Belt joined the Monroe County Democrats over 20 years ago. 

She was encouraged to do so by Bill Thurston, who was President of the Southwestern Illinois Central Labor Council. Thurston hoped Belt could strengthen ties between labor and Monroe County Democrats. 

He thought she could do that because Belt joined the Sheet Metal Workers Union when she was 19. At 25, she joined the United Food and Commercial Workers’ International Chemical Workers Union Council.

The Columbia woman also worked as a bargainer for the union representing Monsanto workers for more than 30 years. 

“She had the same characteristics there as she did as a Democratic precinct committeemen and Democratic party officer,” said Lewis, a Columbia resident. “She was resolute in her support. She is just a remarkable person.” 

For her efforts, Belt received several accolades, including being named one of the top 20 women in union organizing by the Berger-Marx Foundation. 

While she did all that, Belt also got involved with the local Democratic party. 

She served for more than 20 years in various leadership roles including treasurer, vice chairman and chairperson. 

In those roles, she originated the idea of an ad book as a fundraiser for the Democrats’ annual dinner, started the tradition of serving dinner and having a social hour before monthly meetings and helped found the annual Family Day. 

Belt served until 2017, retiring after two years as chairperson to spend more time with her family.

“She was very smart and dedicated,” Lewis said. “If she decided to do something, she did and there was just no stopping her because she was just that capable and that courageous to do things. 

“She was a very strong person who committed herself to the ideals of the democratic party, specifically in Monroe County.
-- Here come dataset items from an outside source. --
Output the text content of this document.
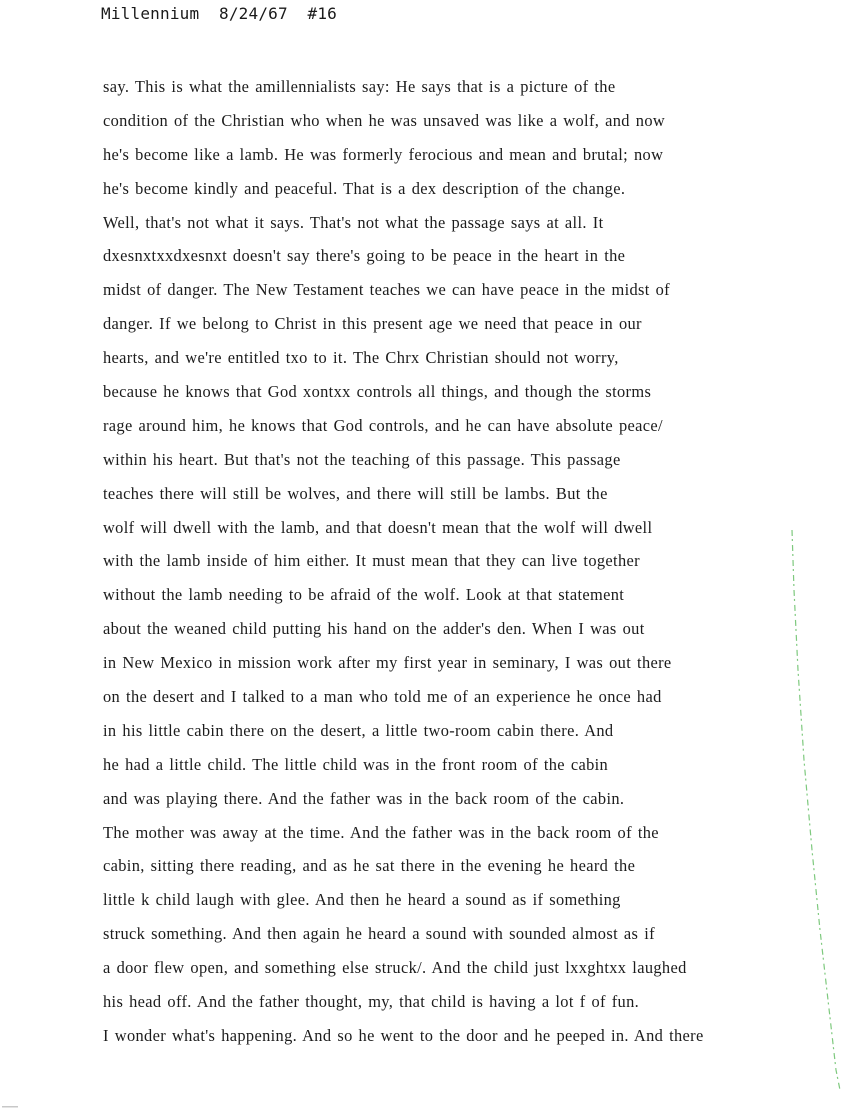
Millennium  8/24/67  #16
say. This is what the amillennialists say: He says that is a picture of the
condition of the Christian who when he was unsaved was like a wolf, and now
he's become like a lamb. He was formerly ferocious and mean and brutal; now
he's become kindly and peaceful. That is a dex description of the change.
Well, that's not what it says. That's not what the passage says at all. It
dxesnxtxxdxesnxt doesn't say there's going to be peace in the heart in the
midst of danger. The New Testament teaches we can have peace in the midst of
danger. If we belong to Christ in this present age we need that peace in our
hearts, and we're entitled txo to it. The Chrx Christian should not worry,
because he knows that God xontxx controls all things, and though the storms
rage around him, he knows that God controls, and he can have absolute peace/
within his heart. But that's not the teaching of this passage. This passage
teaches there will still be wolves, and there will still be lambs. But the
wolf will dwell with the lamb, and that doesn't mean that the wolf will dwell
with the lamb inside of him either. It must mean that they can live together
without the lamb needing to be afraid of the wolf. Look at that statement
about the weaned child putting his hand on the adder's den. When I was out
in New Mexico in mission work after my first year in seminary, I was out there
on the desert and I talked to a man who told me of an experience he once had
in his little cabin there on the desert, a little two-room cabin there. And
he had a little child. The little child was in the front room of the cabin
and was playing there. And the father was in the back room of the cabin.
The mother was away at the time. And the father was in the back room of the
cabin, sitting there reading, and as he sat there in the evening he heard the
little k child laugh with glee. And then he heard a sound as if something
struck something. And then again he heard a sound with sounded almost as if
a door flew open, and something else struck/. And the child just lxxghtxx laughed
his head off. And the father thought, my, that child is having a lot f of fun.
I wonder what's happening. And so he went to the door and he peeped in. And there
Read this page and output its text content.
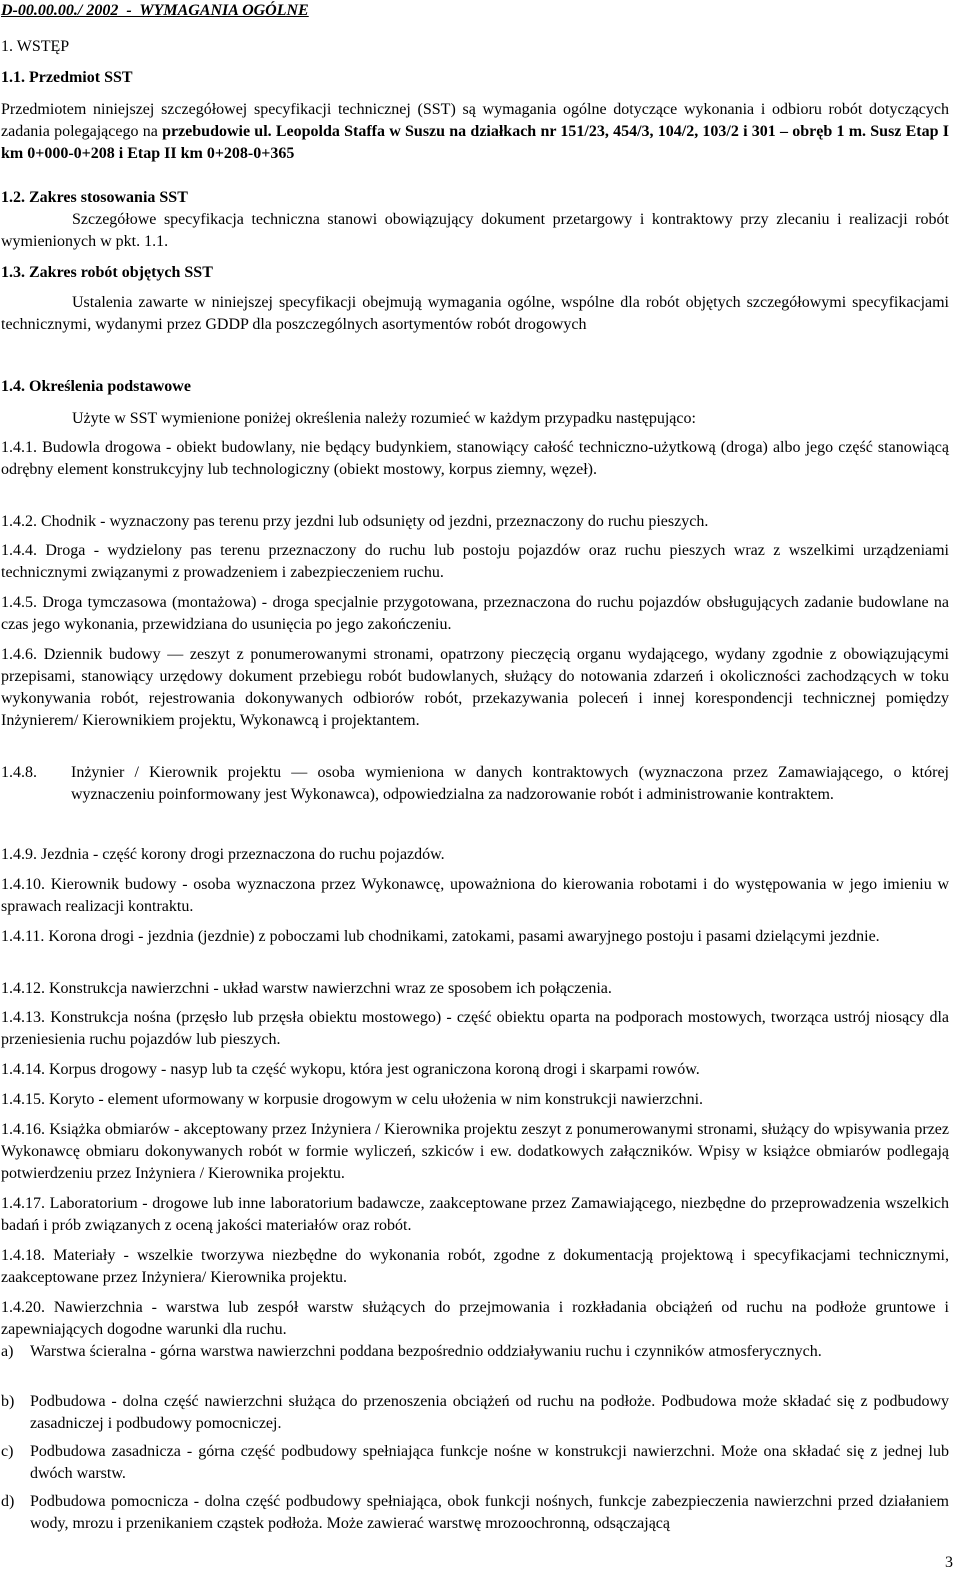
D-00.00.00./ 2002  -  WYMAGANIA OGÓLNE
1. WSTĘP
1.1. Przedmiot SST
Przedmiotem niniejszej szczegółowej specyfikacji technicznej (SST) są wymagania ogólne dotyczące wykonania i odbioru robót dotyczących zadania polegającego na przebudowie ul. Leopolda Staffa w Suszu na działkach nr 151/23, 454/3, 104/2, 103/2 i 301 – obręb 1 m. Susz Etap I km 0+000-0+208 i Etap II km 0+208-0+365
1.2. Zakres stosowania SST
Szczegółowe specyfikacja techniczna stanowi obowiązujący dokument przetargowy i kontraktowy przy zlecaniu i realizacji robót wymienionych w pkt. 1.1.
1.3. Zakres robót objętych SST
Ustalenia zawarte w niniejszej specyfikacji obejmują wymagania ogólne, wspólne dla robót objętych szczegółowymi specyfikacjami technicznymi, wydanymi przez GDDP dla poszczególnych asortymentów robót drogowych
1.4. Określenia podstawowe
Użyte w SST wymienione poniżej określenia należy rozumieć w każdym przypadku następująco:
1.4.1. Budowla drogowa - obiekt budowlany, nie będący budynkiem, stanowiący całość techniczno-użytkową (droga) albo jego część stanowiącą odrębny element konstrukcyjny lub technologiczny (obiekt mostowy, korpus ziemny, węzeł).
1.4.2. Chodnik - wyznaczony pas terenu przy jezdni lub odsunięty od jezdni, przeznaczony do ruchu pieszych.
1.4.4. Droga - wydzielony pas terenu przeznaczony do ruchu lub postoju pojazdów oraz ruchu pieszych wraz z wszelkimi urządzeniami technicznymi związanymi z prowadzeniem i zabezpieczeniem ruchu.
1.4.5. Droga tymczasowa (montażowa) - droga specjalnie przygotowana, przeznaczona do ruchu pojazdów obsługujących zadanie budowlane na czas jego wykonania, przewidziana do usunięcia po jego zakończeniu.
1.4.6. Dziennik budowy — zeszyt z ponumerowanymi stronami, opatrzony pieczęcią organu wydającego, wydany zgodnie z obowiązującymi przepisami, stanowiący urzędowy dokument przebiegu robót budowlanych, służący do notowania zdarzeń i okoliczności zachodzących w toku wykonywania robót, rejestrowania dokonywanych odbiorów robót, przekazywania poleceń i innej korespondencji technicznej pomiędzy Inżynierem/ Kierownikiem projektu, Wykonawcą i projektantem.
1.4.8. Inżynier / Kierownik projektu — osoba wymieniona w danych kontraktowych (wyznaczona przez Zamawiającego, o której wyznaczeniu poinformowany jest Wykonawca), odpowiedzialna za nadzorowanie robót i administrowanie kontraktem.
1.4.9. Jezdnia - część korony drogi przeznaczona do ruchu pojazdów.
1.4.10. Kierownik budowy - osoba wyznaczona przez Wykonawcę, upoważniona do kierowania robotami i do występowania w jego imieniu w sprawach realizacji kontraktu.
1.4.11. Korona drogi - jezdnia (jezdnie) z poboczami lub chodnikami, zatokami, pasami awaryjnego postoju i pasami dzielącymi jezdnie.
1.4.12. Konstrukcja nawierzchni - układ warstw nawierzchni wraz ze sposobem ich połączenia.
1.4.13. Konstrukcja nośna (przęsło lub przęsła obiektu mostowego) - część obiektu oparta na podporach mostowych, tworząca ustrój niosący dla przeniesienia ruchu pojazdów lub pieszych.
1.4.14. Korpus drogowy - nasyp lub ta część wykopu, która jest ograniczona koroną drogi i skarpami rowów.
1.4.15. Koryto - element uformowany w korpusie drogowym w celu ułożenia w nim konstrukcji nawierzchni.
1.4.16. Książka obmiarów - akceptowany przez Inżyniera / Kierownika projektu zeszyt z ponumerowanymi stronami, służący do wpisywania przez Wykonawcę obmiaru dokonywanych robót w formie wyliczeń, szkiców i ew. dodatkowych załączników. Wpisy w książce obmiarów podlegają potwierdzeniu przez Inżyniera / Kierownika projektu.
1.4.17. Laboratorium - drogowe lub inne laboratorium badawcze, zaakceptowane przez Zamawiającego, niezbędne do przeprowadzenia wszelkich badań i prób związanych z oceną jakości materiałów oraz robót.
1.4.18. Materiały - wszelkie tworzywa niezbędne do wykonania robót, zgodne z dokumentacją projektową i specyfikacjami technicznymi, zaakceptowane przez Inżyniera/ Kierownika projektu.
1.4.20. Nawierzchnia - warstwa lub zespół warstw służących do przejmowania i rozkładania obciążeń od ruchu na podłoże gruntowe i zapewniających dogodne warunki dla ruchu.
a) Warstwa ścieralna - górna warstwa nawierzchni poddana bezpośrednio oddziaływaniu ruchu i czynników atmosferycznych.
b) Podbudowa - dolna część nawierzchni służąca do przenoszenia obciążeń od ruchu na podłoże. Podbudowa może składać się z podbudowy zasadniczej i podbudowy pomocniczej.
c) Podbudowa zasadnicza - górna część podbudowy spełniająca funkcje nośne w konstrukcji nawierzchni. Może ona składać się z jednej lub dwóch warstw.
d) Podbudowa pomocnicza - dolna część podbudowy spełniająca, obok funkcji nośnych, funkcje zabezpieczenia nawierzchni przed działaniem wody, mrozu i przenikaniem cząstek podłoża. Może zawierać warstwę mrozoochronną, odsączającą
3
She was just an outstanding person to have on your side.”

For her work in the local Democratic organization, Belt was honored earlier this year with the Leroy Reitz Service Award at the annual Democratic dinner she founded. 

That award, which former Monroe County Commissioner Delbert Wittenauer also won, goes to a member of the central committee who has achieved the highest level of accomplishments. 

“It was appropriate,” Lewis said of Belt winning the award. “She’s the kind of person who should win it for all she’s done and all the effort she’s put in. No one was more deserving of it than her.” 

Given all her service, Lewis asked individuals to show their support for Belt because her health is worsening. 

She has had brain tumors for the last 10 years, but she now has more throughout her body and they are becoming more severe. 

“She has a good family and a good husband,” Lewis noted. “I think we can all pray for her, hope for the best and keep her in our thoughts and prayers.”